Einundzwanzig Schuss bedeuten eine kaiserliche Prinzessin, hundertundein Schuss den kaiserlichen Prinzen, das wusste jedes Kind. Es kam also auf den zweiundzwanzigsten Schuss an. Als die Kanone vom Invalidenhotel zu krachen begann, war es drei Uhr nachts. Die Stadt schlief; sie hatte noch ein paar Stunden Ruhe, bis die tägliche Armee der Spitzhacke in sie einmarschierte. Aber sie wartete auf dieses Wecken, das sie anging; denn Eugenie war die Wehschwester und die Schrittmacherin auf der Glücksstrasse. Die Stadt zweifelte nicht am Wecken und kaum am zweiundzwanzigsten Schuss. Was wäre es für ein Cäsar, der das Glück dekretierte, wahrlich nicht wehleidig, sondern wehtuend, und es nicht selber hätte!

Wir haben Glück!

Ein alter, bedeutsamer Herr, der sich mit dem Schlaf ohnedies nicht mehr recht vertrug, zählte vom ersten Schuss an mit. Sein grossartiger Kopf war viel geliebt worden, sein glattes Leben – merkwürdig nur, weil es ein störungssüchtiges und wandelbares Halbsäkulum beinahe respektvoll in Ruhe liess – hatte er dem vielgeliebten Kopf zu verdanken, nichts anderem. Dieser schöne, alte Herr de Flahaut wurde schon General und Graf unter dem ersten Kaiser, und als der Kriegsgott unterging und seine Kreaturen mit ihm, wurde er ins sanfte Ausland hinübergeliebt und zum schottischen Granden hinaufgeheiratet; und wie die Zeit verging und mit ihr zwei restaurierte Könige von Frankreich, aber nicht seine Liebenswürdigkeit, glitt er sanft gestreichelt ins Julikönigtum zurück, ein General, ein Pair, ein Botschafter; und wie die Zeit verging, die Revolution kam, der neue Cäsar und sogar das Alter, wurde der Liebenswerte ein besonders bedeutsamer Greis: wegen der Beziehung seines alten Glückes zum neuen Glück. Die Beziehung war diskret, die Bedeutung also auch, man kannte sie, schätzte sie, aber sprach sie nicht aus; der angenehme Abend dieses angenehmen Lebens war von einer sanften Diskretion, so schön, dass die liebe Welt nur noch flüsterte: denn der schöne, alte Herr hörte schlecht. Es war so ziemlich sein einziges Gebrechen; aber da er sehr verwöhnt vom Leben war, belud er nicht sich damit, sondern die liebe Welt. Man flüsterte um ihn herum, äusserst respektvoll, manchmal unhörbar. Man flüsterte von seiner Bedeutung und von der Beziehung. Ein diskreter Sohn Talleyrands zu sein, war von Bedeutung: man vermittelte die väterliche Liebenswürdigkeit, die man selber besass, und das väterliche Genie, das man nicht besass oder dessen man nicht teilhaftig zu werden brauchte (dafür war man schön), und natürlich auch das väterliche Glück, das glatte Glück, wieder dem eigenen diskreten Sohn. Und so ist dieser Sohn: der grosse Morny, genannt der Vicekaiser. Warum soll man ihn nicht so nennen? Wer die Mutter war, weiss jedes Kind.

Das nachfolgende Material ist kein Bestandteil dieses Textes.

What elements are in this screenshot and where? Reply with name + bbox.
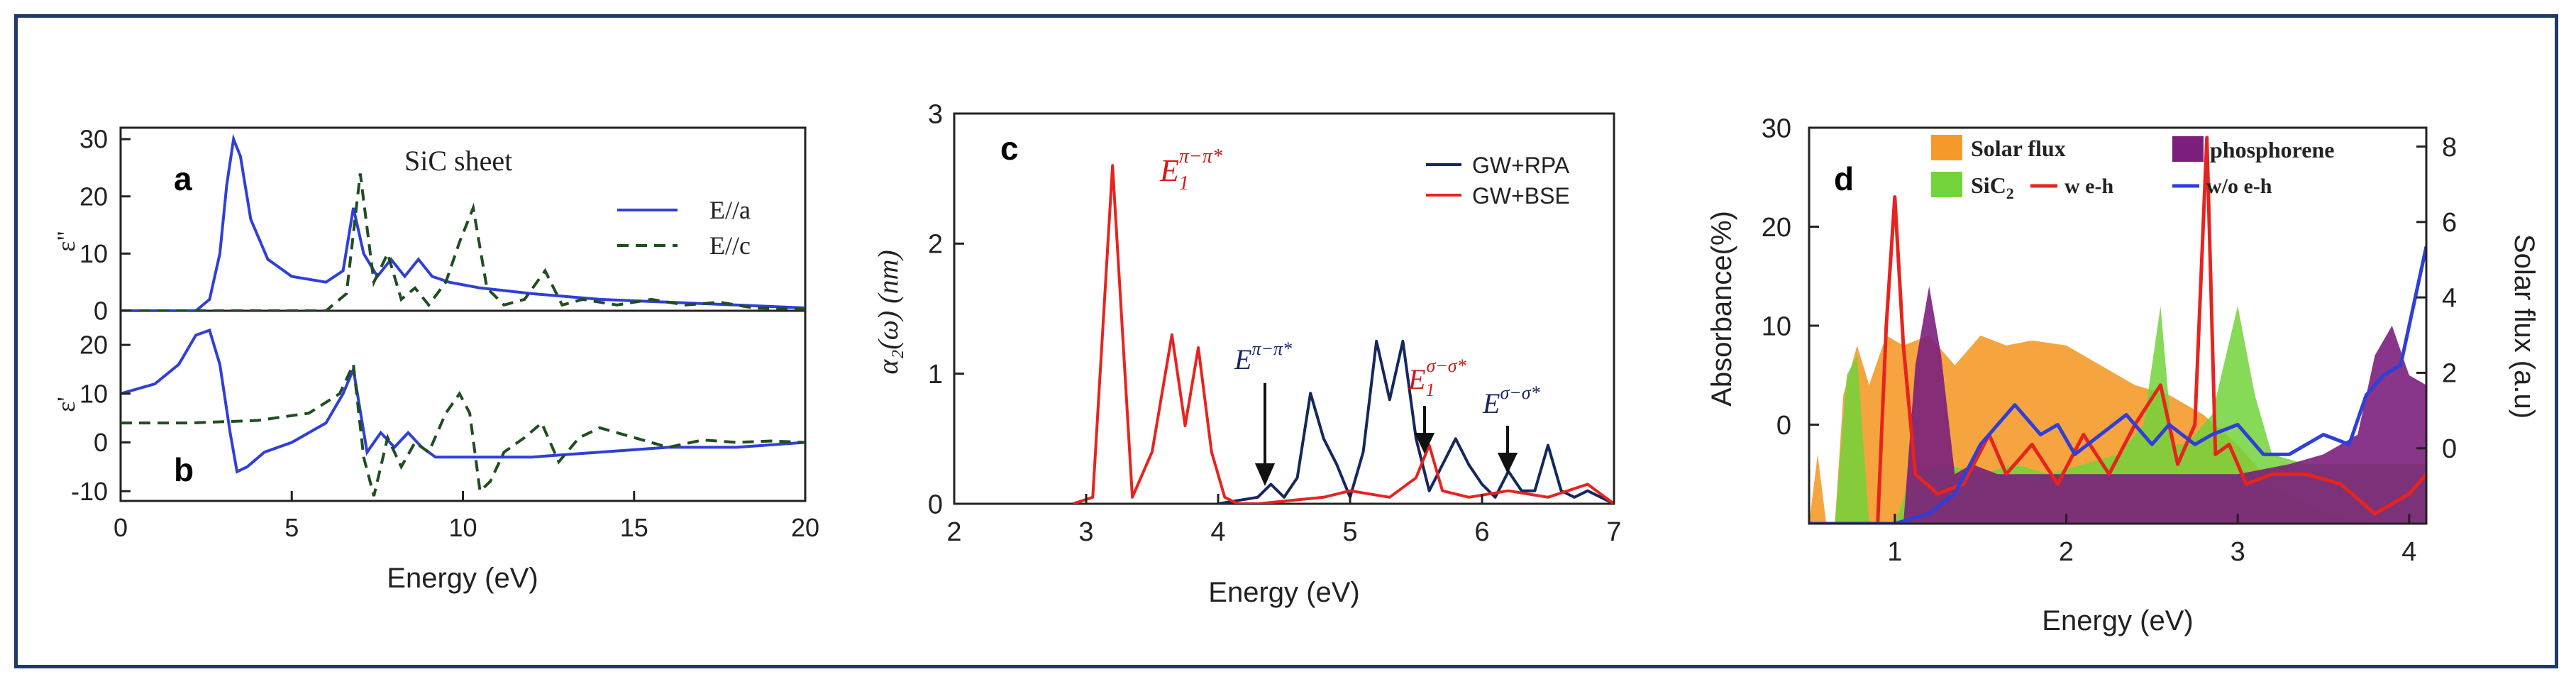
panel-d-ytick-label-2: 20 bbox=[1762, 213, 1791, 243]
panel-d-y2label: Solar flux (a.u) bbox=[2509, 234, 2540, 419]
annotation-arrows bbox=[1254, 383, 1518, 486]
panel-d-area-phosphorene bbox=[1809, 286, 2426, 524]
panel-d-ytick-label-3: 30 bbox=[1762, 114, 1791, 143]
legend-label-sic2: SiC2 bbox=[1971, 172, 2014, 202]
panel-c-frame bbox=[953, 112, 1615, 505]
panel-a-series-ea bbox=[121, 133, 805, 311]
panel-d-y2-ytick-label-3: 6 bbox=[2442, 208, 2457, 238]
panel-ab-xtick-label-4: 20 bbox=[791, 513, 819, 542]
panel-a-ytick-label-3: 30 bbox=[79, 125, 108, 154]
panel-c-ytick-label-3: 3 bbox=[928, 99, 943, 129]
panel-c-ytick-label-2: 2 bbox=[928, 230, 943, 260]
panel-c-series-gw-bse bbox=[1072, 164, 1614, 504]
panel-d-xtick-label-0: 1 bbox=[1887, 537, 1902, 567]
legend-label-gw-rpa: GW+RPA bbox=[1472, 153, 1570, 178]
panel-a-label: a bbox=[174, 160, 192, 197]
legend-swatch-phosphorene bbox=[2172, 136, 2204, 162]
panel-c-series-gw-rpa bbox=[1217, 339, 1614, 504]
panel-c-xlabel: Energy (eV) bbox=[1208, 577, 1359, 608]
legend-label-w-eh: w e-h bbox=[2064, 175, 2113, 198]
panel-c: 2 3 4 5 6 7 0 1 2 3 c Energy (eV) α₂(ω) (nm) GW+R… bbox=[872, 99, 1622, 608]
panel-c-xtick-label-0: 2 bbox=[946, 517, 961, 547]
panel-a-ylabel: ε" bbox=[52, 231, 80, 252]
panel-c-ytick-label-0: 0 bbox=[928, 490, 943, 519]
panel-c-ytick-label-1: 1 bbox=[928, 360, 943, 390]
panel-c-xtick-label-3: 5 bbox=[1342, 517, 1357, 547]
panel-b-series bbox=[121, 328, 805, 497]
legend-swatch-solar-flux bbox=[1931, 135, 1962, 160]
panel-d-xtick-label-2: 3 bbox=[2230, 537, 2245, 567]
annotation-e-pi-pi: Eπ−π* bbox=[1234, 338, 1292, 375]
panel-d-y2-ytick-label-0: 0 bbox=[2442, 434, 2457, 464]
panel-a-series-ec bbox=[121, 173, 805, 311]
panel-c-series bbox=[1072, 164, 1614, 504]
panel-a-ytick-label-0: 0 bbox=[94, 297, 108, 326]
panel-a-ytick-label-1: 10 bbox=[79, 239, 108, 268]
legend-label-gw-bse: GW+BSE bbox=[1472, 183, 1570, 209]
panel-c-xtick-label-4: 6 bbox=[1474, 517, 1489, 547]
panel-b-series-ea bbox=[121, 328, 805, 474]
annotation-e1-pi-pi: E1π−π* bbox=[1159, 145, 1222, 194]
arrow-e-pi-head bbox=[1254, 463, 1276, 486]
panel-d: 1 2 3 4 0 10 20 30 0 2 4 6 8 d Energy (eV) Absorbanc… bbox=[1706, 114, 2540, 636]
panel-d-series bbox=[1809, 136, 2426, 524]
panel-c-xtick-label-2: 4 bbox=[1210, 517, 1225, 547]
panel-d-label: d bbox=[1834, 160, 1854, 197]
panel-b-ytick-label-2: 10 bbox=[79, 379, 108, 408]
panel-b-series-ec bbox=[121, 359, 805, 497]
annotation-e-sigma-sigma: Eσ−σ* bbox=[1482, 382, 1540, 419]
panel-c-ylabel: α₂(ω) (nm) bbox=[872, 250, 904, 374]
panel-d-ticks: 1 2 3 4 0 10 20 30 0 2 4 6 8 bbox=[1762, 114, 2457, 567]
figure-frame bbox=[14, 14, 2558, 668]
annotation-e1-sigma-sigma: E1σ−σ* bbox=[1408, 355, 1466, 400]
panel-d-y2-ytick-label-2: 4 bbox=[2442, 283, 2457, 313]
panel-d-line-w-eh bbox=[1809, 136, 2426, 524]
panel-d-xlabel: Energy (eV) bbox=[2042, 605, 2193, 636]
legend-label-ea: E//a bbox=[709, 196, 751, 224]
panel-b-ytick-label-3: 20 bbox=[79, 331, 108, 360]
panel-b-ytick-label-0: -10 bbox=[71, 477, 108, 506]
panel-d-xtick-label-3: 4 bbox=[2401, 537, 2416, 567]
panel-d-ylabel: Absorbance(%) bbox=[1706, 211, 1737, 407]
panel-c-xtick-label-5: 7 bbox=[1606, 517, 1621, 547]
panel-c-ticks: 2 3 4 5 6 7 0 1 2 3 bbox=[928, 99, 1622, 547]
panel-c-label: c bbox=[1000, 130, 1019, 167]
panel-a-title: SiC sheet bbox=[404, 145, 512, 177]
panel-d-xtick-label-1: 2 bbox=[2059, 537, 2074, 567]
legend-label-solar-flux: Solar flux bbox=[1971, 136, 2066, 161]
panel-ab-xlabel: Energy (eV) bbox=[387, 563, 538, 594]
panel-d-y2-ytick-label-1: 2 bbox=[2442, 359, 2457, 389]
legend-label-wo-eh: w/o e-h bbox=[2206, 175, 2272, 198]
arrow-e1-sigma-head bbox=[1414, 433, 1435, 454]
legend-label-ec: E//c bbox=[709, 231, 751, 260]
panel-a-ytick-label-2: 20 bbox=[79, 182, 108, 211]
panel-ab-xtick-label-0: 0 bbox=[114, 513, 128, 542]
panel-c-xtick-label-1: 3 bbox=[1078, 517, 1093, 547]
panel-b-frame bbox=[119, 309, 807, 502]
panel-ab-xtick-label-3: 15 bbox=[620, 513, 648, 542]
panel-d-line-wo-eh bbox=[1809, 246, 2426, 524]
panel-d-y2-ytick-label-4: 8 bbox=[2442, 133, 2457, 162]
panel-ab-xtick-label-1: 5 bbox=[284, 513, 299, 542]
panel-d-ytick-label-1: 10 bbox=[1762, 311, 1791, 341]
arrow-e-sigma-head bbox=[1497, 453, 1518, 474]
panel-b-label: b bbox=[174, 451, 194, 488]
legend-swatch-sic2 bbox=[1931, 172, 1962, 197]
panel-a-series bbox=[121, 133, 805, 311]
panel-b-ylabel: ε' bbox=[52, 397, 80, 412]
legend-label-phosphorene: phosphorene bbox=[2210, 137, 2334, 162]
panel-ab-xtick-label-2: 10 bbox=[448, 513, 477, 542]
panel-d-ytick-label-0: 0 bbox=[1776, 411, 1791, 441]
panel-b-ytick-label-1: 0 bbox=[94, 428, 108, 457]
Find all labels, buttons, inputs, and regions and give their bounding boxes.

Die Diskretion, die um drei Generationen als sanfte Aureole spielte – und er, Flahaut, war die beziehungsreiche Mitte – und die jetzt gemach die äussere Welt abdichtete und unhörbar machte, erlaubte ihm, Flahaut, mit seinem vielgeliebten Leben umzugehen wie mit einem grossen und reichen Bilderbuch. Er konnte darin blättern, ganz für sich, ungestört und dennoch ehrfürchtig umflüstert: das war der Sieg und der Lohn eines meisterlich diskreten Daseins. Er konnte darin lesen, unterstützt von einem unverbrauchten und gleichsam spezialisierten Gedächtnis, und auf jeder Seite seine heimliche Bedeutung feststellen, sein zugleich angenehmes und wichtiges Erlebnis mit der Beziehung zu den drei Fällen der Zeit: zur Vatervergangenheit, zur selbstsicheren Gegenwart und zur Zukunft des Sohnes. Jetzt ist er alt und der Sohn die Gegenwart. Der Sohn ist der Bruder des Kaisers und das Alter Ego des Kaiserreichs. Es gab gar ein Flüstern um ihn, den Vater, das die Wirksamkeit und Wichtigkeit des Sohnes der cäsarischen gleichsetzte und das die Summe der geistigen und körperlichen Eigenschaften vielleicht noch zu Gunsten des Sohnes errechnete. Aber Flahaut war schwerhörig, und das Flüstern kam manchmal aus ihm selber; so lächelte er diskret und ganz für sich anzüglich. Er konnte es sich leisten.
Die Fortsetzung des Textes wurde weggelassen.